210. AU MÊME.

Potsdam, 8 octobre 1770.



Mon très-cher frère,

Vous pouvez sans doute parler en mon nom à l'impératrice de Russie. Vous voyez bien, mon cher frère, qu'il ne vous convient pas d'avoir un créditif. Si vous étiez parti d'ici directement, je vous aurais sans doute chargé d'une lettre pour cette princesse; mais moi qui étais372-a en Moravie lorsque vous deviez entreprendre ce voyage, je ne<373> pouvais en aucune façon vous faire le porteur d'une lettre. D'ailleurs, je n'écris à l'Impératrice que de loin en loin, pour ne la point importuner.
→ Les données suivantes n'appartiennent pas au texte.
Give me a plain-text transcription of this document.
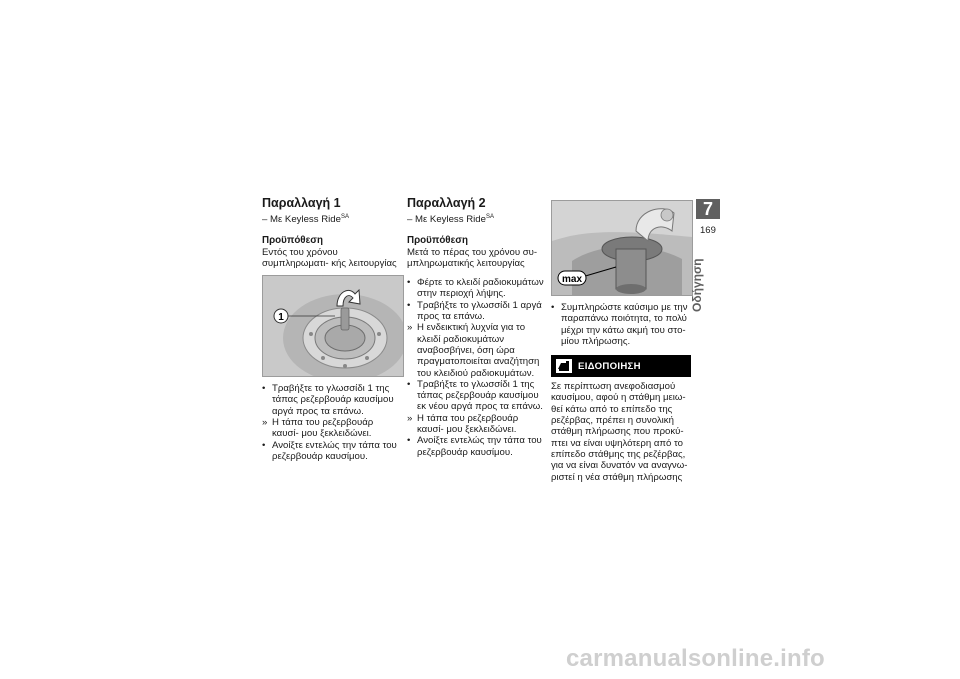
Παραλλαγή 1

– Με Keyless Ride$^{SA}$

Προϋπόθεση

Εντός του χρόνου συμπληρωματι- κής λειτουργίας

1
• Τραβήξτε το γλωσσίδι 1 της τάπας ρεζερβουάρ καυσίμου αργά προς τα επάνω.
» Η τάπα του ρεζερβουάρ καυσί- μου ξεκλειδώνει.
• Ανοίξτε εντελώς την τάπα του ρεζερβουάρ καυσίμου.
Παραλλαγή 2

– Με Keyless Ride$^{SA}$

Προϋπόθεση

Μετά το πέρας του χρόνου συ- μπληρωματικής λειτουργίας

• Φέρτε το κλειδί ραδιοκυμάτων στην περιοχή λήψης.
• Τραβήξτε το γλωσσίδι 1 αργά προς τα επάνω.
» Η ενδεικτική λυχνία για το κλειδί ραδιοκυμάτων αναβοσβήνει, όση ώρα πραγματοποιείται αναζήτηση του κλειδιού ραδιοκυμάτων.
• Τραβήξτε το γλωσσίδι 1 της τάπας ρεζερβουάρ καυσίμου εκ νέου αργά προς τα επάνω.
» Η τάπα του ρεζερβουάρ καυσί- μου ξεκλειδώνει.
• Ανοίξτε εντελώς την τάπα του ρεζερβουάρ καυσίμου.
max
• Συμπληρώστε καύσιμο με την παραπάνω ποιότητα, το πολύ μέχρι την κάτω ακμή του στο- μίου πλήρωσης.
ΕΙΔΟΠΟΙΗΣΗ

Σε περίπτωση ανεφοδιασμού καυσίμου, αφού η στάθμη μειω- θεί κάτω από το επίπεδο της ρεζέρβας, πρέπει η συνολική στάθμη πλήρωσης που προκύ- πτει να είναι υψηλότερη από το επίπεδο στάθμης της ρεζέρβας, για να είναι δυνατόν να αναγνω- ριστεί η νέα στάθμη πλήρωσης

7
169
Οδήγηση
carmanualsonline.info
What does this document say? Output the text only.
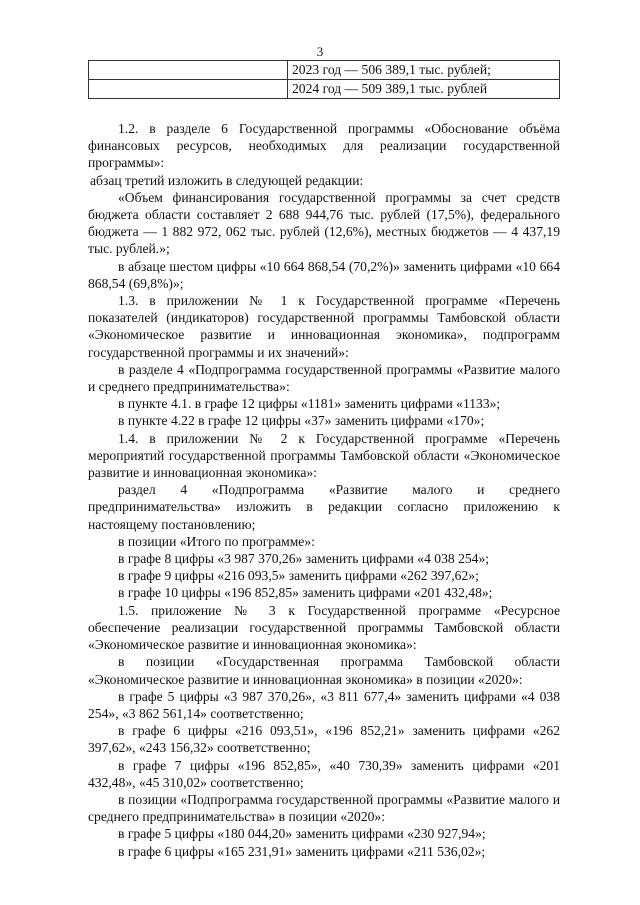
3
	2023 год — 506 389,1 тыс. рублей;
	2024 год — 509 389,1 тыс. рублей

1.2. в разделе 6 Государственной программы «Обоснование объёма финансовых ресурсов, необходимых для реализации государственной программы»:

абзац третий изложить в следующей редакции:

«Объем финансирования государственной программы за счет средств бюджета области составляет 2 688 944,76 тыс. рублей (17,5%), федерального бюджета — 1 882 972, 062 тыс. рублей (12,6%), местных бюджетов — 4 437,19 тыс. рублей.»;

в абзаце шестом цифры «10 664 868,54 (70,2%)» заменить цифрами «10 664 868,54 (69,8%)»;

1.3. в приложении № 1 к Государственной программе «Перечень показателей (индикаторов) государственной программы Тамбовской области «Экономическое развитие и инновационная экономика», подпрограмм государственной программы и их значений»:

в разделе 4 «Подпрограмма государственной программы «Развитие малого и среднего предпринимательства»:

в пункте 4.1. в графе 12 цифры «1181» заменить цифрами «1133»;

в пункте 4.22 в графе 12 цифры «37» заменить цифрами «170»;

1.4. в приложении № 2 к Государственной программе «Перечень мероприятий государственной программы Тамбовской области «Экономическое развитие и инновационная экономика»:

раздел 4 «Подпрограмма «Развитие малого и среднего предпринимательства» изложить в редакции согласно приложению к настоящему постановлению;

в позиции «Итого по программе»:

в графе 8 цифры «3 987 370,26» заменить цифрами «4 038 254»;

в графе 9 цифры «216 093,5» заменить цифрами «262 397,62»;

в графе 10 цифры «196 852,85» заменить цифрами «201 432,48»;

1.5. приложение № 3 к Государственной программе «Ресурсное обеспечение реализации государственной программы Тамбовской области «Экономическое развитие и инновационная экономика»:

в позиции «Государственная программа Тамбовской области «Экономическое развитие и инновационная экономика» в позиции «2020»:

в графе 5 цифры «3 987 370,26», «3 811 677,4» заменить цифрами «4 038 254», «3 862 561,14» соответственно;

в графе 6 цифры «216 093,51», «196 852,21» заменить цифрами «262 397,62», «243 156,32» соответственно;

в графе 7 цифры «196 852,85», «40 730,39» заменить цифрами «201 432,48», «45 310,02» соответственно;

в позиции «Подпрограмма государственной программы «Развитие малого и среднего предпринимательства» в позиции «2020»:

в графе 5 цифры «180 044,20» заменить цифрами «230 927,94»;

в графе 6 цифры «165 231,91» заменить цифрами «211 536,02»;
Elle m'a fait communiquer, depuis, les conditions auxquelles elle compte faire la paix. Je les trouve si modérées, que je ne doute point de les faire accepter. Je crois qu'une des grandes difficultés que vous rencontrerez là-bas, ce sera de leur faire accepter la médiation des Autrichiens. Comme Solms a reçu l'ordre de vous montrer toute ma correspondance, il ne reste qu'à appuyer les raisons par des arguments que la fécondité de votre génie vous fournira sans doute. L'article qui regarde la pacification de la Pologne sera plus difficile. Il faut lui faire entrevoir que jamais il n'y aura de paix stable, si elle ne relâche pas sur quelques articles, que les dissidents mêmes l'en supplieront, et que, pourvu que la forme de ce gouvernement ne soit pas trop grièvement blessée, j'essayerai de persuader les Autrichiens de forcer, conjointement avec moi, les confédérés à se mettre à la raison, et même à garantir de tout ce qu'on pourra convenir sur le sujet de la Pologne. D'autre part, il est sûr qu'il est de la gloire de l'Impératrice que les troubles de ce royaume soient pacifiés, s'il se peut, même avant que la paix se signe avec les Turcs; car si cela traîne, elle sera obligée d'entretenir sans cesse des troupes en Pologne, et elle ne sera jamais assurée de n'y voir pas renaître des confédérations nouvelles, qui, à la fin, pourraient occasionner des guerres générales, en y mêlant d'autres voisins. Mais j'espère que des raisons que vous devinez sans doute les rendront pacifiques, et les feront passer sur des bagatelles qui, dans le fond, n'importent point à la Russie, et ne préjudicient en rien à la gloire de l'Impératrice. Je m'en repose sur vos talents, mon cher frère, qui mettront ces choses dans un plus beau jour que moi, qui ne fais qu'ébaucher la matière. Je suis, etc.


372-a Les mots qui étais sont omis dans l'autographe.